In contrast, Israel forbade the use of divine images because it is in human beings, both male and female, that the presence of God is made manifest.

Nothing in this creation narrative, said Reid, points to the superiority of the male. Rather humankind is spoken of as a unity, within which there is differentiation of male and female.

Reid said that the second Genesis account, which culminates in the creation of woman, also shows clearly that woman is the result of “a deliberate decision by God, not an afterthought, nor as a second best derivative of man.”


In fact, said Reid drawing on the work of Phyllis Trible in “God and the Rhetoric of Sexuality,” the rhetorical movement of the creation story has God improving on creation with each act.

For example, when there is no plant or greenery, God creates a garden; when there is no water to nurture the plants, God creates a stream.
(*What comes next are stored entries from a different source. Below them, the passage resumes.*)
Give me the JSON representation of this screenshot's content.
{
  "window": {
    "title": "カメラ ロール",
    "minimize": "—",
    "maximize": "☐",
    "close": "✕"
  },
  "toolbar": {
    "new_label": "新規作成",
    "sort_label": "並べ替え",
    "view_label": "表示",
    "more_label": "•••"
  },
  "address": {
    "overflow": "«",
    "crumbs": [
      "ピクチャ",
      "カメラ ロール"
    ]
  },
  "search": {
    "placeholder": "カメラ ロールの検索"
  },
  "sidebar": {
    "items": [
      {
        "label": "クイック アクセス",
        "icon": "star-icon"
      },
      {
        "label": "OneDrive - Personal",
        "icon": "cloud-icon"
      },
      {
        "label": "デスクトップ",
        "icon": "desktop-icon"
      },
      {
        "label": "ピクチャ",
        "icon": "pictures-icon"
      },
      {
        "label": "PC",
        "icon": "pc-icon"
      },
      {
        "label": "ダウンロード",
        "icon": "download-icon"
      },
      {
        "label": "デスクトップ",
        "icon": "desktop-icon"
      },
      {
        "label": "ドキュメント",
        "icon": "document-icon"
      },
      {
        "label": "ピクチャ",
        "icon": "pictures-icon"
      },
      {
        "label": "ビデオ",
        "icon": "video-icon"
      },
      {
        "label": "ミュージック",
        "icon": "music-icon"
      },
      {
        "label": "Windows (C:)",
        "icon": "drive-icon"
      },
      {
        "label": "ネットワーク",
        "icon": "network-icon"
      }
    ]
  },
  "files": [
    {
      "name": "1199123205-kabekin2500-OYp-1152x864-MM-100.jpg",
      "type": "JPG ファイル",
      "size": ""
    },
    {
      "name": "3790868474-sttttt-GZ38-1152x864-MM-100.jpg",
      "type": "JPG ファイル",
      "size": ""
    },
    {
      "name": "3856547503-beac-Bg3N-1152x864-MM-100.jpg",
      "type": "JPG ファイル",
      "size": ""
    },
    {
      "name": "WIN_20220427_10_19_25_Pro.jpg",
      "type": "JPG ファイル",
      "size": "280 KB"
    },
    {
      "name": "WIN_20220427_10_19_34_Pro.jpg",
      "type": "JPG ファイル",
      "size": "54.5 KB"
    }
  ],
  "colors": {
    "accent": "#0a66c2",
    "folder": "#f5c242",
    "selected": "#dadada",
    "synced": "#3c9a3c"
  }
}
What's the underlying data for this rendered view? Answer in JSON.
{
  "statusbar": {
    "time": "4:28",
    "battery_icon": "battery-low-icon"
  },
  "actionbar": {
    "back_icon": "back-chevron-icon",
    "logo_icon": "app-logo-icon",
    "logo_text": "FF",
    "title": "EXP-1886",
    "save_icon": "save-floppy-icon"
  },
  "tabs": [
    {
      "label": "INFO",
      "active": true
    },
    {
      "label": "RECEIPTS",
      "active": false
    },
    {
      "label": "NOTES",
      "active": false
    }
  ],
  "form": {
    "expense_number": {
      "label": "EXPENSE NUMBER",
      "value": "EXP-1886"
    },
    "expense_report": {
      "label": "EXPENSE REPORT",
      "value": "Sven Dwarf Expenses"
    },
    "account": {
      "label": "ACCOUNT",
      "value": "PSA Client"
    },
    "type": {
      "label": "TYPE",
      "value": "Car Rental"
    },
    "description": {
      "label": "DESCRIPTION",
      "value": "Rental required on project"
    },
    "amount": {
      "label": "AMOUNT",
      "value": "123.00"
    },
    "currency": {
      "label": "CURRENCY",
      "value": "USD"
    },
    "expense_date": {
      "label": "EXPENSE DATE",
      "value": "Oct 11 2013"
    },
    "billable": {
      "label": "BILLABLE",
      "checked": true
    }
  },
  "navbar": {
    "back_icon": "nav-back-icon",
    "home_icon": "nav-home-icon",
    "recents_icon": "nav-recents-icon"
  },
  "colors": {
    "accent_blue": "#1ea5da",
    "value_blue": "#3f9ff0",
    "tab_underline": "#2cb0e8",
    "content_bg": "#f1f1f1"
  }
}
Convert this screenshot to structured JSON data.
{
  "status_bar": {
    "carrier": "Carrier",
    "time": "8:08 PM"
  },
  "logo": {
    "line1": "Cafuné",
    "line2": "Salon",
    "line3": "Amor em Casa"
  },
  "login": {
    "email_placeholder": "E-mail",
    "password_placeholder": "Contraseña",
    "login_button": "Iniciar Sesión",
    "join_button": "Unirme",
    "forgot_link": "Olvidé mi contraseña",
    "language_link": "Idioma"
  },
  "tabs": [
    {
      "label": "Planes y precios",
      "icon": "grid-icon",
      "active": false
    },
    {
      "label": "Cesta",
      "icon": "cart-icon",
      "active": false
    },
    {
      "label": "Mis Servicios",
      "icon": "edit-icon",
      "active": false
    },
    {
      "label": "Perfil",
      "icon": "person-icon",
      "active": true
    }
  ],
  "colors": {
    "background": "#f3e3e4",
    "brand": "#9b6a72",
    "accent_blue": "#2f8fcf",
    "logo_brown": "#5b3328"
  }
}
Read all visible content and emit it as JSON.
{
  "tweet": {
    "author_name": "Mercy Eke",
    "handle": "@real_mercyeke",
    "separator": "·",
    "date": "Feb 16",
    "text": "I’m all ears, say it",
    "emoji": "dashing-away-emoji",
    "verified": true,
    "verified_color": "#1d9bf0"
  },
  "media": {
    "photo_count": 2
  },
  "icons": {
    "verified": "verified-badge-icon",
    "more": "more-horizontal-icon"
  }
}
And when the human being needs a companion, God creates woman. “The literary structure,” Reid said, “points to the creation of woman as the pinnacle of creation.”

Rather than seeing woman as subordinate to man, these and other Scriptural texts, which Reid illustrated with specific Hebrew words, show that both man and woman are created in God’s image as equals.

To bring about relationships between men and women that reflect this equality both in the church and society, however, will require much work, she said.

Women religious, she emphasized, can play “a unique role in advocating for equality and justice for women and girls and in embodying ways of relating in equal partnership.”

It is not too far-fetched, she said, to believe that the rebirthing of religious life “can have transforming consequences that reach all realms of the cosmos.”

But to give birth to such new ways of thinking, relating and living will require both risk and courage on the part of sisters.

“Like Jesus, we plead to let the cup pass us by, but still we are asked to choose to drink it.
What death or deaths are we to undergo as the birth pangs for Holy Mystery’s new creation,” she asked.

That is likely to be the question the sisters will ponder as they sit in contemplation together each afternoon of this assembly.

Said Sr. Barbara Blesse, “I believe we are giving birth to something new. It is mysterious and unknown. We are seeking together what God is doing from within. And we have the responsibility as mid-wives to assist in this new birth.”